The UK government is preparing a new tax framework that would treat many decentralized financial lending and liquidity operations on a “no win, no loss” basis, deferring capital gains tax until there is a genuine economic disposal.
In the result of a consultation published On 26 November 2025, HM Revenue & Customs said it was developing rules so that certain crypto-asset loans and liquidity pool arrangements would only be taxed when the tokens are actually surrendered, rather than each time they move in and out of a protocol.
Previous guidance had drawn criticism because users could face capital gains charges simply by depositing tokens into DeFi protocols and withdrawing them later, even if they got the same assets back. HMRC now says it is working on an approach that treats these “assignments” as no-win, no-loss, and confirms that this model could extend to automated market makers as well as more traditional lending setups.

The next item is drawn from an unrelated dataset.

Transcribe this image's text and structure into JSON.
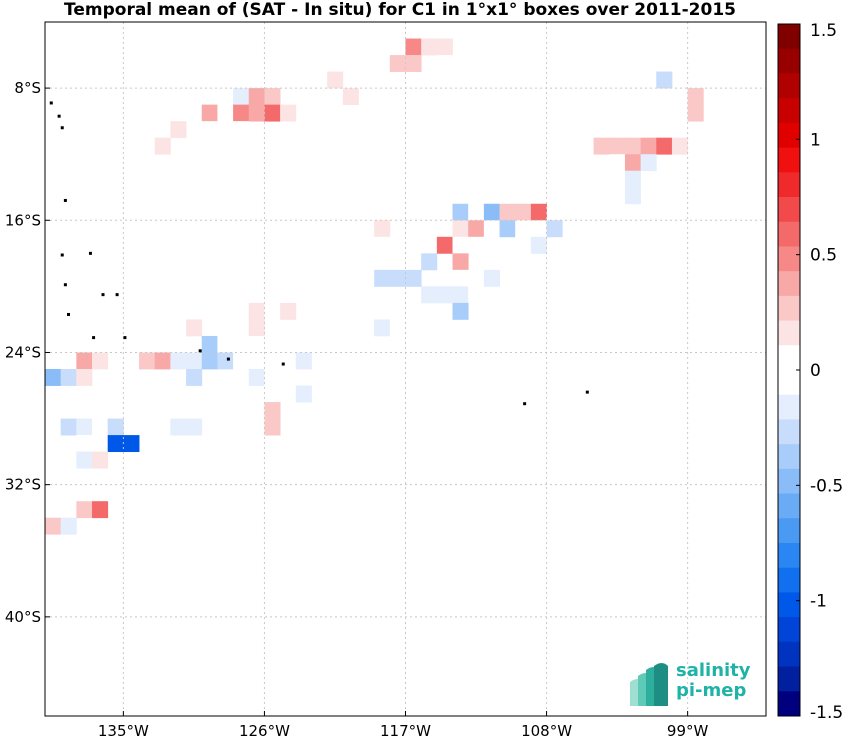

According to the broad outlines outlined in the consultation documents, single-token deposits, crypto lending, and multi-token liquidity pools would all fall under the framework. The tax would be calculated when a user actually sells or economically disposes of the tokens, rather than on each technical transfer.
Aave CEO calls result a victory for DeFi borrowers
Aave founder and CEO Stani Kulechov highlighted the change after HMRC published the consultation summary. In an article on
He described the conclusion as a major victory for DeFi in the UK users who want to borrow stablecoins against their crypto collateral, arguing that borrowers are not trying to dispose of their assets when they lock up tokens for added liquidity. Kulechov also said that Aave Labs participated in the consultation to push for rules better suited to the economic reality of using the protocol.
The HMRC document confirms that it has engaged extensively with the industry and that respondents are strongly in favor of moving away from a pension-style model and towards a no-win, no-loss principle. Officials say they will continue to evaluate the case for legislative change and develop the new approach first for individuals, before considering expanding it to businesses.
CARF extension brings comprehensive user reporting to the UK from 2026
At the same time, the government is strengthening reporting rules for crypto platforms. A separate political document on the Cryptoasset Reporting Framework, published on November 26, requires UK reporting crypto-asset service providers to collect and report data on customers residing in the United Kingdom from January 1, 2026.
CARF, developed at the OECD level, already underpins cross-border exchanges of crypto transaction data between tax authorities. The UK’s new measure extends this system so that HMRC receives standardized and structured data on all UK taxpayers using domestic and overseas platforms, including full identity details and transaction history.
Secondary legislation passed in June 2025 brings domestic CARF rules into force in early 2026, with the first international data exchanges planned for 2027. HMRC says the aim is to combat tax avoidance and support compliance without changing the underlying tax obligations themselves.
If adopted, the combination of deferred capital gains on DeFi Loans and expanded CARF liquidity pools and reporting from 2026 would reshape how UK users interact with lending protocols and exchanges: the tax would move closer to economic assignments, while HMRC’s visibility into on-chain and platform activity would sharply increase.